Il était une fois, dans un royaume où les gens ne manquaient de rien sauf de temps, un homme immensément riche. Il ne possédait ni château, ni terres, ni coffres d'or. Non. Il avait mieux que tout cela : il possédait la technologie. On disait qu'il pouvait offrir à qui le voulait une vie plus rapide, plus efficace, plus divertissante, plus connectée. Il s'appelait Barbe Bleue (en raison de sa lumière bleue), et tout le monde l'adorait.


Un jour, il proposa à une jeune femme douce et curieuse de venir vivre dans sa maison.

"Tout t'appartient ici", dit-il en lui montrant les pièces infinies de son palais numérique. "Regarde, voici la salle des savoirs : une encyclopédie infinie. Et là, la salle des jeux : tu pourras y jouer, rire, oublier. Là encore, les miroirs sociaux, pour te voir, être vue, aimée mille fois par heure."


Elle était éblouie. Tout était fluide, tout était là, au bout des doigts. "Seulement..."ajouta-t-il en lui tendant un trousseau de clés virtuelles, "une seule porte t'est interdite. Cette clé là, la Clé de l'Illimité, ne l'utilise jamais. C'est la chambre de l'excès."


Elle promit.


Et puis, les jours passèrent. Elle cliquait, elle swipait, riait, postait, réagissait, apprenait, restait...Elle dormait peu. Parfois, son cœur battait un peu trop vite. Elle se surprenait à ne plus sortir. A manger devant les écrans. A répondre en image au lieu de parler.

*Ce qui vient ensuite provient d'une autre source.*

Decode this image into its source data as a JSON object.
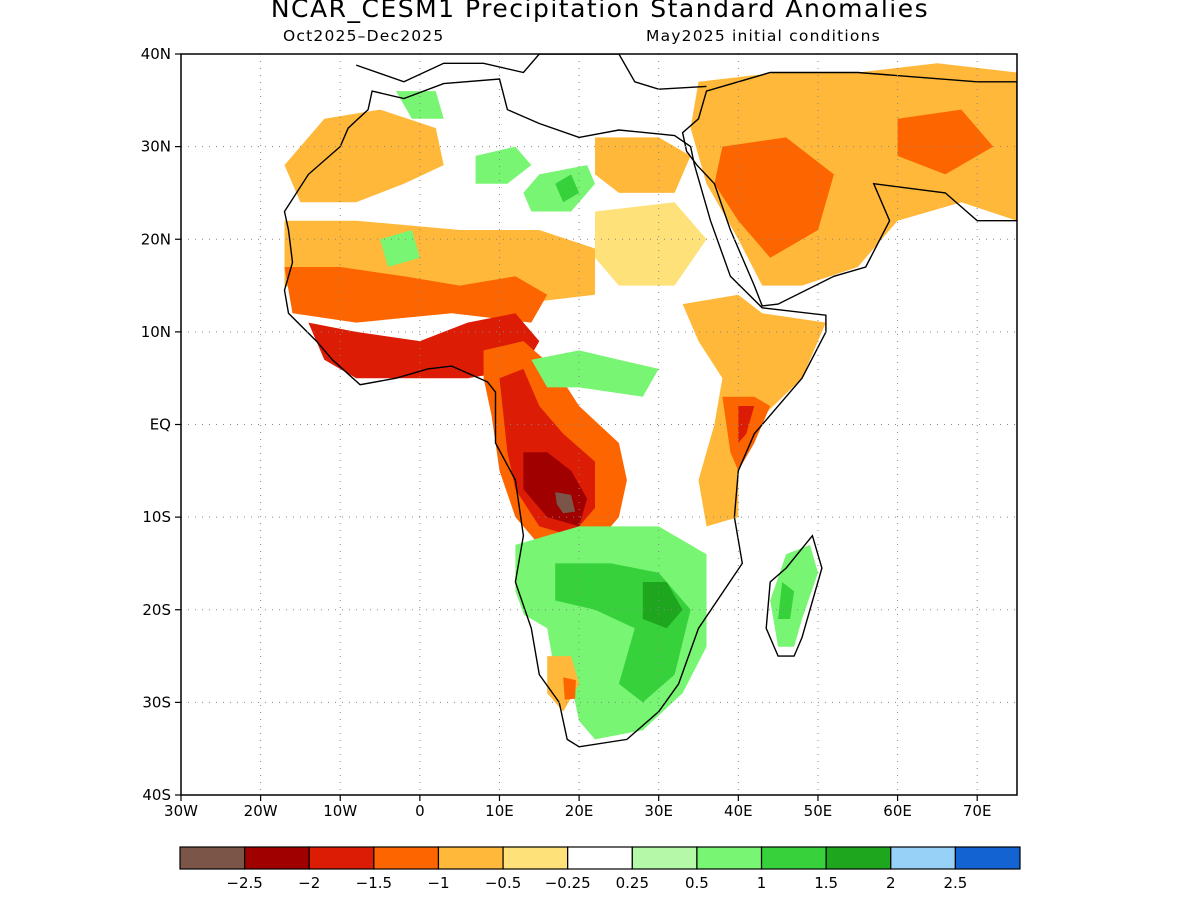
{
  "title": "NCAR_CESM1 Precipitation Standard Anomalies",
  "subtitle_left": "Oct2025–Dec2025",
  "subtitle_right": "May2025 initial conditions",
  "map": {
    "lon_range": [
      -30,
      75
    ],
    "lat_range": [
      -40,
      40
    ],
    "x_ticks": [
      {
        "lon": -30,
        "label": "30W"
      },
      {
        "lon": -20,
        "label": "20W"
      },
      {
        "lon": -10,
        "label": "10W"
      },
      {
        "lon": 0,
        "label": "0"
      },
      {
        "lon": 10,
        "label": "10E"
      },
      {
        "lon": 20,
        "label": "20E"
      },
      {
        "lon": 30,
        "label": "30E"
      },
      {
        "lon": 40,
        "label": "40E"
      },
      {
        "lon": 50,
        "label": "50E"
      },
      {
        "lon": 60,
        "label": "60E"
      },
      {
        "lon": 70,
        "label": "70E"
      }
    ],
    "y_ticks": [
      {
        "lat": 40,
        "label": "40N"
      },
      {
        "lat": 30,
        "label": "30N"
      },
      {
        "lat": 20,
        "label": "20N"
      },
      {
        "lat": 10,
        "label": "10N"
      },
      {
        "lat": 0,
        "label": "EQ"
      },
      {
        "lat": -10,
        "label": "10S"
      },
      {
        "lat": -20,
        "label": "20S"
      },
      {
        "lat": -30,
        "label": "30S"
      },
      {
        "lat": -40,
        "label": "40S"
      }
    ],
    "grid": "dotted"
  },
  "colorbar": {
    "colors": [
      "#7a5548",
      "#a00000",
      "#dd1c05",
      "#fd6500",
      "#ffb83a",
      "#ffe179",
      "#ffffff",
      "#b5f8a8",
      "#78f572",
      "#37d13c",
      "#1ea71e",
      "#97d1f8",
      "#1463d2"
    ],
    "labels": [
      "−2.5",
      "−2",
      "−1.5",
      "−1",
      "−0.5",
      "−0.25",
      "0.25",
      "0.5",
      "1",
      "1.5",
      "2",
      "2.5"
    ]
  },
  "anomaly_regions": [
    {
      "name": "sahara-north-dry",
      "class": 4,
      "points": [
        [
          -12,
          33
        ],
        [
          -5,
          34
        ],
        [
          2,
          32
        ],
        [
          3,
          28
        ],
        [
          -2,
          26
        ],
        [
          -8,
          24
        ],
        [
          -15,
          24
        ],
        [
          -17,
          28
        ]
      ]
    },
    {
      "name": "west-sahel-dry",
      "class": 4,
      "points": [
        [
          -17,
          22
        ],
        [
          -8,
          22
        ],
        [
          5,
          21
        ],
        [
          15,
          21
        ],
        [
          22,
          19
        ],
        [
          22,
          14
        ],
        [
          12,
          13
        ],
        [
          0,
          13
        ],
        [
          -10,
          13
        ],
        [
          -17,
          15
        ]
      ]
    },
    {
      "name": "west-sahel-core",
      "class": 3,
      "points": [
        [
          -17,
          17
        ],
        [
          -10,
          17
        ],
        [
          -2,
          16
        ],
        [
          5,
          15
        ],
        [
          12,
          16
        ],
        [
          16,
          14
        ],
        [
          14,
          11
        ],
        [
          4,
          12
        ],
        [
          -8,
          11
        ],
        [
          -16,
          12
        ]
      ]
    },
    {
      "name": "gulf-guinea-dry",
      "class": 2,
      "points": [
        [
          -14,
          11
        ],
        [
          -8,
          10
        ],
        [
          0,
          9
        ],
        [
          6,
          11
        ],
        [
          12,
          12
        ],
        [
          15,
          9
        ],
        [
          13,
          6
        ],
        [
          6,
          5
        ],
        [
          -2,
          5
        ],
        [
          -8,
          5
        ],
        [
          -12,
          7
        ]
      ]
    },
    {
      "name": "congo-dry-band",
      "class": 3,
      "points": [
        [
          8,
          8
        ],
        [
          13,
          9
        ],
        [
          17,
          6
        ],
        [
          20,
          2
        ],
        [
          25,
          -2
        ],
        [
          26,
          -6
        ],
        [
          25,
          -10
        ],
        [
          21,
          -14
        ],
        [
          16,
          -14
        ],
        [
          12,
          -10
        ],
        [
          10,
          -5
        ],
        [
          9,
          1
        ],
        [
          8,
          5
        ]
      ]
    },
    {
      "name": "congo-core",
      "class": 2,
      "points": [
        [
          10,
          5
        ],
        [
          13,
          6
        ],
        [
          15,
          2
        ],
        [
          18,
          -1
        ],
        [
          22,
          -4
        ],
        [
          22,
          -9
        ],
        [
          19,
          -12
        ],
        [
          15,
          -11
        ],
        [
          12,
          -7
        ],
        [
          11,
          -3
        ]
      ]
    },
    {
      "name": "angola-core",
      "class": 1,
      "points": [
        [
          13,
          -3
        ],
        [
          16,
          -3
        ],
        [
          19,
          -5
        ],
        [
          21,
          -8
        ],
        [
          20,
          -11
        ],
        [
          16,
          -10
        ],
        [
          13,
          -7
        ]
      ]
    },
    {
      "name": "angola-peak",
      "class": 0,
      "points": [
        [
          17,
          -7.3
        ],
        [
          19,
          -7.6
        ],
        [
          19.5,
          -9.4
        ],
        [
          18,
          -9.6
        ],
        [
          17.2,
          -8.6
        ]
      ]
    },
    {
      "name": "east-africa-dry",
      "class": 4,
      "points": [
        [
          33,
          13
        ],
        [
          40,
          14
        ],
        [
          43,
          12
        ],
        [
          51,
          11
        ],
        [
          48,
          5
        ],
        [
          42,
          0
        ],
        [
          40,
          -4
        ],
        [
          40,
          -10
        ],
        [
          36,
          -11
        ],
        [
          35,
          -6
        ],
        [
          37,
          0
        ],
        [
          38,
          5
        ],
        [
          35,
          9
        ]
      ]
    },
    {
      "name": "kenya-coast-core",
      "class": 3,
      "points": [
        [
          38,
          3
        ],
        [
          42,
          3
        ],
        [
          44,
          2
        ],
        [
          42,
          -2
        ],
        [
          40,
          -5
        ],
        [
          39,
          -3
        ]
      ]
    },
    {
      "name": "kenya-coast-peak",
      "class": 2,
      "points": [
        [
          40,
          2
        ],
        [
          42,
          2
        ],
        [
          41,
          -1
        ],
        [
          40,
          -2
        ]
      ]
    },
    {
      "name": "arabia-dry",
      "class": 4,
      "points": [
        [
          35,
          37
        ],
        [
          45,
          38
        ],
        [
          55,
          38
        ],
        [
          65,
          39
        ],
        [
          75,
          38
        ],
        [
          75,
          22
        ],
        [
          68,
          24
        ],
        [
          60,
          22
        ],
        [
          55,
          17
        ],
        [
          48,
          15
        ],
        [
          43,
          15
        ],
        [
          40,
          20
        ],
        [
          36,
          26
        ],
        [
          34,
          32
        ]
      ]
    },
    {
      "name": "arabia-core",
      "class": 3,
      "points": [
        [
          38,
          30
        ],
        [
          46,
          31
        ],
        [
          52,
          27
        ],
        [
          50,
          21
        ],
        [
          44,
          18
        ],
        [
          40,
          22
        ],
        [
          37,
          26
        ]
      ]
    },
    {
      "name": "iran-core",
      "class": 3,
      "points": [
        [
          60,
          33
        ],
        [
          68,
          34
        ],
        [
          72,
          30
        ],
        [
          66,
          27
        ],
        [
          60,
          29
        ]
      ]
    },
    {
      "name": "north-libya-dry",
      "class": 4,
      "points": [
        [
          22,
          31
        ],
        [
          30,
          31
        ],
        [
          34,
          29
        ],
        [
          32,
          25
        ],
        [
          25,
          25
        ],
        [
          22,
          27
        ]
      ]
    },
    {
      "name": "south-sahara-yellow",
      "class": 5,
      "points": [
        [
          22,
          23
        ],
        [
          32,
          24
        ],
        [
          36,
          20
        ],
        [
          32,
          15
        ],
        [
          25,
          15
        ],
        [
          22,
          18
        ]
      ]
    },
    {
      "name": "sahara-wet-1",
      "class": 8,
      "points": [
        [
          7,
          29
        ],
        [
          12,
          30
        ],
        [
          14,
          28
        ],
        [
          11,
          26
        ],
        [
          7,
          26
        ]
      ]
    },
    {
      "name": "sahara-wet-2",
      "class": 8,
      "points": [
        [
          15,
          27
        ],
        [
          21,
          28
        ],
        [
          22,
          26
        ],
        [
          19,
          23
        ],
        [
          14,
          23
        ],
        [
          13,
          25
        ]
      ]
    },
    {
      "name": "sahara-wet-core",
      "class": 9,
      "points": [
        [
          17,
          26
        ],
        [
          19,
          27
        ],
        [
          20,
          25
        ],
        [
          18,
          24
        ]
      ]
    },
    {
      "name": "morocco-wet",
      "class": 8,
      "points": [
        [
          -3,
          36
        ],
        [
          2,
          36
        ],
        [
          3,
          33
        ],
        [
          -1,
          33
        ]
      ]
    },
    {
      "name": "mauritania-wet",
      "class": 8,
      "points": [
        [
          -5,
          20
        ],
        [
          -1,
          21
        ],
        [
          0,
          18
        ],
        [
          -4,
          17
        ]
      ]
    },
    {
      "name": "chad-wet",
      "class": 8,
      "points": [
        [
          14,
          7
        ],
        [
          20,
          8
        ],
        [
          25,
          7
        ],
        [
          30,
          6
        ],
        [
          28,
          3
        ],
        [
          20,
          4
        ],
        [
          16,
          4
        ]
      ]
    },
    {
      "name": "south-africa-wet",
      "class": 8,
      "points": [
        [
          12,
          -13
        ],
        [
          20,
          -11
        ],
        [
          30,
          -11
        ],
        [
          36,
          -14
        ],
        [
          36,
          -24
        ],
        [
          33,
          -29
        ],
        [
          28,
          -33
        ],
        [
          22,
          -34
        ],
        [
          20,
          -32
        ],
        [
          19,
          -28
        ],
        [
          15,
          -25
        ],
        [
          12,
          -18
        ]
      ]
    },
    {
      "name": "south-africa-core",
      "class": 9,
      "points": [
        [
          17,
          -15
        ],
        [
          24,
          -15
        ],
        [
          30,
          -16
        ],
        [
          34,
          -20
        ],
        [
          32,
          -27
        ],
        [
          28,
          -30
        ],
        [
          25,
          -28
        ],
        [
          27,
          -22
        ],
        [
          22,
          -20
        ],
        [
          17,
          -19
        ]
      ]
    },
    {
      "name": "zimbabwe-peak",
      "class": 10,
      "points": [
        [
          28,
          -17
        ],
        [
          31,
          -17
        ],
        [
          33,
          -20
        ],
        [
          31,
          -22
        ],
        [
          28,
          -21
        ]
      ]
    },
    {
      "name": "namibia-white",
      "class": 6,
      "points": [
        [
          12,
          -20
        ],
        [
          16,
          -22
        ],
        [
          17,
          -27
        ],
        [
          15,
          -29
        ],
        [
          12,
          -26
        ]
      ]
    },
    {
      "name": "namibia-dry",
      "class": 4,
      "points": [
        [
          16,
          -25
        ],
        [
          19,
          -25
        ],
        [
          20,
          -28
        ],
        [
          18,
          -31
        ],
        [
          16,
          -29
        ]
      ]
    },
    {
      "name": "namibia-core",
      "class": 3,
      "points": [
        [
          18,
          -27.3
        ],
        [
          19.6,
          -27.6
        ],
        [
          19.5,
          -29.6
        ],
        [
          18.2,
          -29.7
        ]
      ]
    },
    {
      "name": "madagascar-wet",
      "class": 8,
      "points": [
        [
          46,
          -14
        ],
        [
          49,
          -13
        ],
        [
          50,
          -16
        ],
        [
          48,
          -21
        ],
        [
          47,
          -24
        ],
        [
          45,
          -24
        ],
        [
          44,
          -19
        ]
      ]
    },
    {
      "name": "madagascar-core",
      "class": 9,
      "points": [
        [
          45.5,
          -17
        ],
        [
          47,
          -18
        ],
        [
          46.5,
          -21
        ],
        [
          45,
          -21
        ]
      ]
    }
  ],
  "coastline": [
    [
      -6,
      36
    ],
    [
      -2,
      35.2
    ],
    [
      3,
      36.8
    ],
    [
      10,
      37.3
    ],
    [
      11,
      34
    ],
    [
      15,
      32.5
    ],
    [
      20,
      31
    ],
    [
      25,
      31.8
    ],
    [
      32,
      31.2
    ],
    [
      34,
      30
    ],
    [
      34.5,
      28
    ],
    [
      36.5,
      22
    ],
    [
      39,
      16
    ],
    [
      43,
      12.6
    ],
    [
      51,
      11.8
    ],
    [
      51,
      10
    ],
    [
      48,
      5
    ],
    [
      42,
      -1
    ],
    [
      40,
      -5
    ],
    [
      39.5,
      -10
    ],
    [
      40.5,
      -15
    ],
    [
      35,
      -22
    ],
    [
      32.5,
      -28
    ],
    [
      30,
      -31
    ],
    [
      26,
      -34
    ],
    [
      20,
      -34.8
    ],
    [
      18.5,
      -34
    ],
    [
      17.5,
      -30
    ],
    [
      15,
      -27
    ],
    [
      14,
      -22
    ],
    [
      12,
      -17
    ],
    [
      13,
      -12
    ],
    [
      12,
      -6
    ],
    [
      9.5,
      -2
    ],
    [
      9.5,
      3.5
    ],
    [
      8.5,
      4.6
    ],
    [
      4,
      6.3
    ],
    [
      1,
      6
    ],
    [
      -3,
      5
    ],
    [
      -7.5,
      4.3
    ],
    [
      -11,
      7
    ],
    [
      -13,
      9
    ],
    [
      -16.5,
      12
    ],
    [
      -17,
      14.5
    ],
    [
      -16,
      17.5
    ],
    [
      -16.5,
      21
    ],
    [
      -17,
      23
    ],
    [
      -14,
      27
    ],
    [
      -10,
      30
    ],
    [
      -9,
      32
    ],
    [
      -6.5,
      34
    ]
  ],
  "arabia_coast": [
    [
      33,
      31.5
    ],
    [
      35,
      33
    ],
    [
      36,
      36
    ],
    [
      44,
      38
    ],
    [
      55,
      38
    ],
    [
      70,
      37
    ],
    [
      75,
      37
    ],
    [
      75,
      22
    ],
    [
      70,
      22
    ],
    [
      66,
      25
    ],
    [
      57,
      26
    ],
    [
      59,
      22
    ],
    [
      56,
      17
    ],
    [
      52,
      16
    ],
    [
      45,
      13
    ],
    [
      43,
      12.8
    ],
    [
      42,
      15
    ],
    [
      39,
      21
    ],
    [
      37,
      26
    ],
    [
      34.8,
      28
    ],
    [
      33.5,
      29.5
    ]
  ],
  "madagascar_coast": [
    [
      49.3,
      -12
    ],
    [
      50.5,
      -15.5
    ],
    [
      48,
      -23
    ],
    [
      47,
      -25
    ],
    [
      45,
      -25
    ],
    [
      43.5,
      -22
    ],
    [
      44,
      -17
    ],
    [
      46,
      -15.5
    ]
  ],
  "med_coast_north": [
    [
      -8,
      38.8
    ],
    [
      -2,
      37
    ],
    [
      3,
      39
    ],
    [
      8,
      39
    ],
    [
      13,
      38
    ],
    [
      15,
      40
    ],
    [
      25,
      40
    ],
    [
      27,
      37
    ],
    [
      30,
      36.2
    ],
    [
      36,
      36.5
    ]
  ]
}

Et la Clé de l'Illimité, là, dans sa poche pesait.


Un matin brumeux, elle céda. Elle ouvrit la chambre.


Un vent glacial la traversa. A l'intérieur, elle découvrit les squelettes numériques de celles et ceux qui l'avaient précédée. Les visages flous de ceux qui avaient oublié leur corps. Les enfants aux yeux ronds, les parents absents, les nuits hachées. Elle vit la fatigue, l'ennui, l'angoisse sans nom. Elle vit le vide.


Elle referma la porte en tremblant mais il était trop tard : la clé était tâchée. Une lumière rouge s'était allumée quelque part. Tout ce qu'elle touchait maintenant clignotait d'un éclat angoissé. La maison était la même mais quelque chose s'était brisé. Elle ne pouvait plus ignorer.


Barbe Bleue revint. Il vit la clé, il vit son regard. Il sourit.


"Tu n'as pas résisté... C'est toujours ainsi. Tu voulais tout, sans manque. tu voulais être partout, sans pause. Maintenant, tu sais"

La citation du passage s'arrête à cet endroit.